My friends' daughter is younger and takes ballet, but has started playing soccer.  He personally thinks soccer is a more natural fit for her, but he's a guy.  I suggested he try not to lead her down the path he wants, and let her decide.  She's young enough that she can do both right now, and figure it out for herself.

Do you push your kids? Why or why not?

(2) Comments
Posted by: Bill on February 10, 2008 12:39PM EST
I agree with Sue F. I have two boys who wanted to play base ball in elementary school. They both wanted to quit the first year when they found out they could not. My youngest spent more time on top of the dugout than in it.

I insisted that both of my sons stick it out and by the end of the first season they loved it.

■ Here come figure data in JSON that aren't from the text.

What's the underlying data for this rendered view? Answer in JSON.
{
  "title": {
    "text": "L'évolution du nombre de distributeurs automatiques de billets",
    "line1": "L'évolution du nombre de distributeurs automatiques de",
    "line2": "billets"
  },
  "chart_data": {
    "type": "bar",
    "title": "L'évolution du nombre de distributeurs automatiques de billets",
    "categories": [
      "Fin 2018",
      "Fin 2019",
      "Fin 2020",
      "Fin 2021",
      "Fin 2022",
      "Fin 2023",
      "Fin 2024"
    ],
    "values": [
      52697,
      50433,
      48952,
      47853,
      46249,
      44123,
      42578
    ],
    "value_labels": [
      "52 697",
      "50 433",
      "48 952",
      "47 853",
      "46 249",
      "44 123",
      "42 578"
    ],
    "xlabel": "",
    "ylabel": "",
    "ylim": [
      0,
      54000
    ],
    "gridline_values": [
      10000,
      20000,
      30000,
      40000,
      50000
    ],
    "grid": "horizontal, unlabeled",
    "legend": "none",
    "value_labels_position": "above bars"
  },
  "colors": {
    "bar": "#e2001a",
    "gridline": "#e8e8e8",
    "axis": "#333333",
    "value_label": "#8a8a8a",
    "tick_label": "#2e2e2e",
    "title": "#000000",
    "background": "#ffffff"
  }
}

By the third season they were so much bigger than the other boys on their team that they actually became the team since they were good at any position they played, but mostly one would pitch and the other played catcher.

Needless to say their achievements impressed the other boys as well and they all played for 5 years earning the top honors each year. They also went on to play basketball and football as well when baseball season was over.

Like I said in another comment, kids depend on us as parents to make the decisions even if they don't agree sometimes. They may be upset with our decisions now, but they will thank us later.


Posted by: Sue F. on January 24, 2008 7:51AM EST
I don't push mine as a rule. I guess I don't want to cause additional stress in his life since I know kids have enough of that. But he did ask for a guitar several years ago for Christmas. I told him if he got one, he was going to take lessons because something that expensive is not going to be a toy he just plunks for a while and then puts away never to be touched again.

Long story short, he received the guitar, didn't want to take lessons, but I made him try them anyway. That was about three years ago, he really has a gift for it and he's still playing after sticking with his lessons for almost two years.

I'm glad I pushed him to at least try. I guess that's pretty much my motto. Give it a try and see how you like it. And with sports, I always made him finish what he started. If he joined a team he had to go to all practices and games and finish out the season because he had made a commitment to a team. But then I would let him decide if he wanted to stop playing after that.